— Я думаю, сюда,—сказал Дженнингс, указывая в сторону длинного коридора.—Посмотри, какая грязь.
Впереди виднелась коричневая тропинка. Люди, ходившие здесь многие столетия подряд, ногами протерли в камне ложбинку, и во время ливней сюда стекала вода. Тропинка вела к огромной каменной ротонде с закрытой деревянной дверью. Они подошли поближе, и пение стало громче. Приоткрыв дверь, Торн и Дженнингс с благоговением уставились на происходящее внутри ротонды. Казалось, они неожиданно перенеслись в средневековье, так сильно ощущалось присутствие Бога и духовной святости. Они увидели просторный древний зал. Каменные ступени вели к алтарю, на котором возвышался деревянный крест с фигурой распятого Христа, высеченной из камня. Сама ротонда была сложена из каменных блоков, которые были украшены виноградными лозами и сходились в центре купола. Теперь с вершины купола пробивался солнечный свет и освещал фигуру Христа.
— Священное место,—прошептал Дженнингс.
Торн кивнул и продолжал осматривать помещение. Взгляд его упал на группу монахов в капюшонах, стоящих на коленях и произносящих молитву. Пение их было очень эмоциональным, оно то затихало, то усиливалось. Дженнингс достал экспонометр и в полутьме попытался разобрать его показания.
— Убери,—прошептал Торн.
— Надо было захватить вспышку.
— Я сказал, убери это.
Дженнингс взглянул на Торна с удивлением, но повиновался. Торн выглядел чрезвычайно расстроенным, у него дрожали колени, будто тело приказывало опуститься на них и принять участие в молитве.
— С тобой все в порядке? — шепнул Дженнингс.

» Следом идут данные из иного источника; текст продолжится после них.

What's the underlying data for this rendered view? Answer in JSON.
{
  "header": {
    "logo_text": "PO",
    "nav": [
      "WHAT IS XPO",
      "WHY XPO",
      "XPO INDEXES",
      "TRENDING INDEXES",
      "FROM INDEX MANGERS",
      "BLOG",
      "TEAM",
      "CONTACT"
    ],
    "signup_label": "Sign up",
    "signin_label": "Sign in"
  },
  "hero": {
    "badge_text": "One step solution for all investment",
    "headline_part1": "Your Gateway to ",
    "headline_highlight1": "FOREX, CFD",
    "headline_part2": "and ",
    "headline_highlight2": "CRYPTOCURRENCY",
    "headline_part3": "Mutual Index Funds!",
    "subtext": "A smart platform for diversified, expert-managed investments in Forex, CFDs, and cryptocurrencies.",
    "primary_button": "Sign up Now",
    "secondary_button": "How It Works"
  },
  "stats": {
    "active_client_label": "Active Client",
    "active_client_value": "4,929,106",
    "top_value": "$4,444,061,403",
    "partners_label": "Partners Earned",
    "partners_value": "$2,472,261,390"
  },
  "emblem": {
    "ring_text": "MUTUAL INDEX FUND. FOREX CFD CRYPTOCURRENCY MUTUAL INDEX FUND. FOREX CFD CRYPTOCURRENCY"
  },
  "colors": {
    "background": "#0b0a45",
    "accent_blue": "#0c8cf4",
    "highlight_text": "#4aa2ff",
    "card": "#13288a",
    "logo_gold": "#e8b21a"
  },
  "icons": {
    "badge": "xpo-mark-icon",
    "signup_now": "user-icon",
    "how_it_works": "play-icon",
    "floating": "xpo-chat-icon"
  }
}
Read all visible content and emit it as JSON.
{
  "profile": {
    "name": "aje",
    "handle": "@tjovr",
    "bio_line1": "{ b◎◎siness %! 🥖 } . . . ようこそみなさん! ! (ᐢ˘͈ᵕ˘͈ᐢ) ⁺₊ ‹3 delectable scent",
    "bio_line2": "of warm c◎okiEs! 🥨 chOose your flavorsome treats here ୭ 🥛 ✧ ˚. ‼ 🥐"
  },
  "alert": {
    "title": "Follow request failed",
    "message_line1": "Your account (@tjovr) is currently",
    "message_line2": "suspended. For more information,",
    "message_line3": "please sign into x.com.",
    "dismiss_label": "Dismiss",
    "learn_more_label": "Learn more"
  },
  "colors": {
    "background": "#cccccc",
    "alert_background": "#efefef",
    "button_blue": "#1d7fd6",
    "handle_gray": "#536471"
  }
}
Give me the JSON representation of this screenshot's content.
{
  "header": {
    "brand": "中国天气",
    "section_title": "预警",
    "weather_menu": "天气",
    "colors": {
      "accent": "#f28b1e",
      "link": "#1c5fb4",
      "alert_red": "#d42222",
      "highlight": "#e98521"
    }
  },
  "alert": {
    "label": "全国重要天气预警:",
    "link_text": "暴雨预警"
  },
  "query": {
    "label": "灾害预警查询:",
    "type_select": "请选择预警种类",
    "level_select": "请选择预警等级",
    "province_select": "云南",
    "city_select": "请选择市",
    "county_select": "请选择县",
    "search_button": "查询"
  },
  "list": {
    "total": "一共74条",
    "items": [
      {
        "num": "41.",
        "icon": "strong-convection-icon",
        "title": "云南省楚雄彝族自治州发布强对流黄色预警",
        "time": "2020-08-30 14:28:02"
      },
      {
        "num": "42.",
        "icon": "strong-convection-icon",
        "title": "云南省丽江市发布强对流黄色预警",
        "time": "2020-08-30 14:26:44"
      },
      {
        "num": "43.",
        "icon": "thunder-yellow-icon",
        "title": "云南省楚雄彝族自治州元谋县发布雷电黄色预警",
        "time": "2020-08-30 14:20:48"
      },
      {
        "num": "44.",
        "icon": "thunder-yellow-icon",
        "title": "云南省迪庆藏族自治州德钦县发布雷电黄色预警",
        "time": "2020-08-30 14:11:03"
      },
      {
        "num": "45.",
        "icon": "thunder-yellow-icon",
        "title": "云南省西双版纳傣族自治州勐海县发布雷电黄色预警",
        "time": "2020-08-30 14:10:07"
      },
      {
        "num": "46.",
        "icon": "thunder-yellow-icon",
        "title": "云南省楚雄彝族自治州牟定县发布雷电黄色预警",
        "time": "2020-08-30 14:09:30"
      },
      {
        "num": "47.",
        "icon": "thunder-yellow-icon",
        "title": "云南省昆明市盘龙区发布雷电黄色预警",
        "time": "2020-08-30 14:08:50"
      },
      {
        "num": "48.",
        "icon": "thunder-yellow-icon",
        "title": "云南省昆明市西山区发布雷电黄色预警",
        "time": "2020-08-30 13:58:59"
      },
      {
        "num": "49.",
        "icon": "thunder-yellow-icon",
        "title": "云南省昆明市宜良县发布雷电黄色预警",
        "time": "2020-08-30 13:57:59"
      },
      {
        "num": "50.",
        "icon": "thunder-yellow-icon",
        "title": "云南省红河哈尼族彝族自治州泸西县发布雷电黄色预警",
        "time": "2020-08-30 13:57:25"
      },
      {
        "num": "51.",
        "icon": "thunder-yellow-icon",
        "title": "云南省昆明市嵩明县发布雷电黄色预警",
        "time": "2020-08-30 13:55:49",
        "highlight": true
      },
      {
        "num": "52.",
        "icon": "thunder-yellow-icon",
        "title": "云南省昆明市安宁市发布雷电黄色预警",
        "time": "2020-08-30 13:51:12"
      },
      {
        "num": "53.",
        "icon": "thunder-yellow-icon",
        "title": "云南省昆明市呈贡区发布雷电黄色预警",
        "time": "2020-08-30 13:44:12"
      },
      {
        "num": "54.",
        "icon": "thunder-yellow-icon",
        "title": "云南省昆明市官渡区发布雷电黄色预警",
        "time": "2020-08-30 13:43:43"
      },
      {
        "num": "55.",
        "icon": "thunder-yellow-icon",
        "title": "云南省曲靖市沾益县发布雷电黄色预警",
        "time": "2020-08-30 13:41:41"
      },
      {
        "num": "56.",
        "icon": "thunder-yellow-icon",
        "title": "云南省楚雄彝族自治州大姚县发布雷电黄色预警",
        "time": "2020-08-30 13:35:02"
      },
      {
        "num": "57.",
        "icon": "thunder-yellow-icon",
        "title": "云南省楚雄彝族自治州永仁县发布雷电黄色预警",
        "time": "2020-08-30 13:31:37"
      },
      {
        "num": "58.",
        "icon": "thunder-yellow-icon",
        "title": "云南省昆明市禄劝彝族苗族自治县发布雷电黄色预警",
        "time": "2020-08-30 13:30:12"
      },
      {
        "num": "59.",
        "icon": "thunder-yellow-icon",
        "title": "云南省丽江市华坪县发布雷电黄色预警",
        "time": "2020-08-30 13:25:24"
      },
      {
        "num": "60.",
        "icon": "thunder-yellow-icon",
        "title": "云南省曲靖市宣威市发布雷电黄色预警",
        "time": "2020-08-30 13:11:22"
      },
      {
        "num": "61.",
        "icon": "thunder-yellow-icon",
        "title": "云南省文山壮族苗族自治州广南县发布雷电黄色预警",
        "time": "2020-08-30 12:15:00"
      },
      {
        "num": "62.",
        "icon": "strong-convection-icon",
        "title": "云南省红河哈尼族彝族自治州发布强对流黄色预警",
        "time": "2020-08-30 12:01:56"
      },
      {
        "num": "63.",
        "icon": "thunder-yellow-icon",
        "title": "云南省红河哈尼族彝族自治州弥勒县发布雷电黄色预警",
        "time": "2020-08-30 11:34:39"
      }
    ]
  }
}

— ...Я католик,—тихо ответил Торн.
Вдруг взгляд его застыл, уставившись куда-то в темноту. Дженнингс увидел инвалидное кресло-коляску и сидящего в нем неуклюжего человека. В отличие от остальных, стоящих на коленях с опущенными головами, этот в коляске сидел прямо, голова его словно окаменела, руки были выгнуты, как у парализованного.
— Это он? —шепнул Дженнингс.
Торн кивнул, глаза его широко раскрылись, как от дурного предчувствия. Они подошли ближе, и Дженнингс поморщился, когда увидел лицо инвалида. Половина его была как будто расплавлена, мутные глаза слепо смотрели вверх. Вместо правой руки из широкого рукава торчала изуродованная культя.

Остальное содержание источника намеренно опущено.